No further information has yet been released on the implications for Treasury civil servants, and if any existing staff will be required to move to the new bases.
Asked how he would define the government’s policy of levelling up, Sunak said it was about more than just infrastructure investment.
“Levelling up people take to mean we will build a bridge here or a road there, but to me it is about spreading opportunity. It is making sure that wherever you live in this country, you can fulfil your aspirations.
“I’m keen to make sure that opportunity is equally spread and we can fulfil everybody’s dreams and aspirations. That’s what levelling up means to me.”
Asked how people should monitor the government’s progress on levelling up in four years' time, Sunak said statistics would show the government shifting investment around the country. He said the work would also generate “a feeing people have that where they happened to be born or where they happen to grow up is not going to be the determinant of how well they do in life”.

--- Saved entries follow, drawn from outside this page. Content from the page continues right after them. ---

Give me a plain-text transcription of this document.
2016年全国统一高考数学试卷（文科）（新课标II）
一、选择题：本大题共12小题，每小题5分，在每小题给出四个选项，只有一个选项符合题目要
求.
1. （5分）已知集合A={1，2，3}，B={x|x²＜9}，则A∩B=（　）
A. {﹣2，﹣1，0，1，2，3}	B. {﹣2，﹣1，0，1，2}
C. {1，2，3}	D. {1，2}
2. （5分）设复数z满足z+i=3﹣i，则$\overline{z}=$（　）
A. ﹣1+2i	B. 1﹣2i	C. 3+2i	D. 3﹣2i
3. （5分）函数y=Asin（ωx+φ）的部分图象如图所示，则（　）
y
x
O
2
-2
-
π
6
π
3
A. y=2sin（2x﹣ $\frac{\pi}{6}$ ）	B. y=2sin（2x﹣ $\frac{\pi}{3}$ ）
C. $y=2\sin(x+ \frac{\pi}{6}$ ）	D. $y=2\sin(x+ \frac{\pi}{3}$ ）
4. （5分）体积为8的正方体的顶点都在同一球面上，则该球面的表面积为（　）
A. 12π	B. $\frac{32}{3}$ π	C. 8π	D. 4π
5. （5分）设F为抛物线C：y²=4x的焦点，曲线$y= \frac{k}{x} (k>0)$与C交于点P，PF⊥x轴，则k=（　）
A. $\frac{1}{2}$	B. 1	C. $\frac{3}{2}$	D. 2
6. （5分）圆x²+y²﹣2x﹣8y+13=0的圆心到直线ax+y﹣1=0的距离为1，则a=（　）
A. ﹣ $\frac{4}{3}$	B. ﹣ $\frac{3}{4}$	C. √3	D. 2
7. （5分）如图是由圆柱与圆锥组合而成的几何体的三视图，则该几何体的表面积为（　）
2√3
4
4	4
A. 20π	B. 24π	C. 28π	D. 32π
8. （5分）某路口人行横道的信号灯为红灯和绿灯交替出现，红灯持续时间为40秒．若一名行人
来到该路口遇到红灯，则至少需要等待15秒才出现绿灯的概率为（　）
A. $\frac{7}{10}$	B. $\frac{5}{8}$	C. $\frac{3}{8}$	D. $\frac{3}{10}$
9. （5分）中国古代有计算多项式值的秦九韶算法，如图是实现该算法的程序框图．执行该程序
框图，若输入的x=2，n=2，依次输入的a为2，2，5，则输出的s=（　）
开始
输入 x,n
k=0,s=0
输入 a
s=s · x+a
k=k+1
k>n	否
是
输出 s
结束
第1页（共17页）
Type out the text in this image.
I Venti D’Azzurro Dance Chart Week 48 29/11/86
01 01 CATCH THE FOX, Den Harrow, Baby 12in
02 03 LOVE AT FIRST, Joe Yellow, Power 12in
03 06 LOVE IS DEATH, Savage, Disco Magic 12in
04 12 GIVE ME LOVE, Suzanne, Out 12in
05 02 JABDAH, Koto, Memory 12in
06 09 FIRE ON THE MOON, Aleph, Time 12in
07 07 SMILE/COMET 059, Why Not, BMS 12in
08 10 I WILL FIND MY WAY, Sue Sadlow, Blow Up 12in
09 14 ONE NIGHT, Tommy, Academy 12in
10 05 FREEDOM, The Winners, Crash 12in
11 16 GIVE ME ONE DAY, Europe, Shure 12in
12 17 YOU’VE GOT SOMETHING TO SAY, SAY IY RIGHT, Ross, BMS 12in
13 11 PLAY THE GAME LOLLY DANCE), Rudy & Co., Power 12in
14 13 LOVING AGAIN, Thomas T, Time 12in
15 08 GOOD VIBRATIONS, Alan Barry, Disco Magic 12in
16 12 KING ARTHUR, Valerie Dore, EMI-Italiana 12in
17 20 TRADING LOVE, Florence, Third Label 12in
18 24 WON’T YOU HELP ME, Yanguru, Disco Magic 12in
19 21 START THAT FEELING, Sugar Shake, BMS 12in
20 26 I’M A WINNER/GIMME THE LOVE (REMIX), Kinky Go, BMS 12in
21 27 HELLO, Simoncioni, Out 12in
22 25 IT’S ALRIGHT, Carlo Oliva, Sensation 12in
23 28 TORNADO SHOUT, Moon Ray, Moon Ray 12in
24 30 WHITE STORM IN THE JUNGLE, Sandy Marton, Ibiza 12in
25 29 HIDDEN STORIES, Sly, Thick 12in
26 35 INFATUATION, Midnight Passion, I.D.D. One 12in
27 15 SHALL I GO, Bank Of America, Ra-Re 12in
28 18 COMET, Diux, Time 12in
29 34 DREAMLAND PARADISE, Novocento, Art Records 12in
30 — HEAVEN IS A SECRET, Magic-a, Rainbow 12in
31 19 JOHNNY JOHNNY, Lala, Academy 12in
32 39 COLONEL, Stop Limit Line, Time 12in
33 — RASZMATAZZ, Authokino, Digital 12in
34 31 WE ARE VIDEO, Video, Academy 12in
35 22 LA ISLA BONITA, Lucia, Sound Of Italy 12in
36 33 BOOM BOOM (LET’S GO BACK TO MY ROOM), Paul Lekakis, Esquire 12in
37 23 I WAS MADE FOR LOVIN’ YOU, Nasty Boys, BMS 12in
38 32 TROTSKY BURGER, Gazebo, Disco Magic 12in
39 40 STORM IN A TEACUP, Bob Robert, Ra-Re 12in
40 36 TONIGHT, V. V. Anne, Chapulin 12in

"That’s because we have been providing them with opportunities, whether it's though education or skills or through better bus connections that get them to a better job. We’re doing all of that, and that’s meant that their life is better off, and they feel that their aspirations are being realised. That’s how I’m going to measure it.”
It was reported in January that then-chancellor Sajid Javid would back a plan to create a northern base and to revise the Green Book.
Investment decisions are currently based on guidance that calculate economic return, known as gross value added. However, research has found that this policy has contributed to the productivity divide between the UK’s regions as it has led to calcuations that investment in the already more prosperous south east of England has a greater economic benefit than investment elsewhere in the country.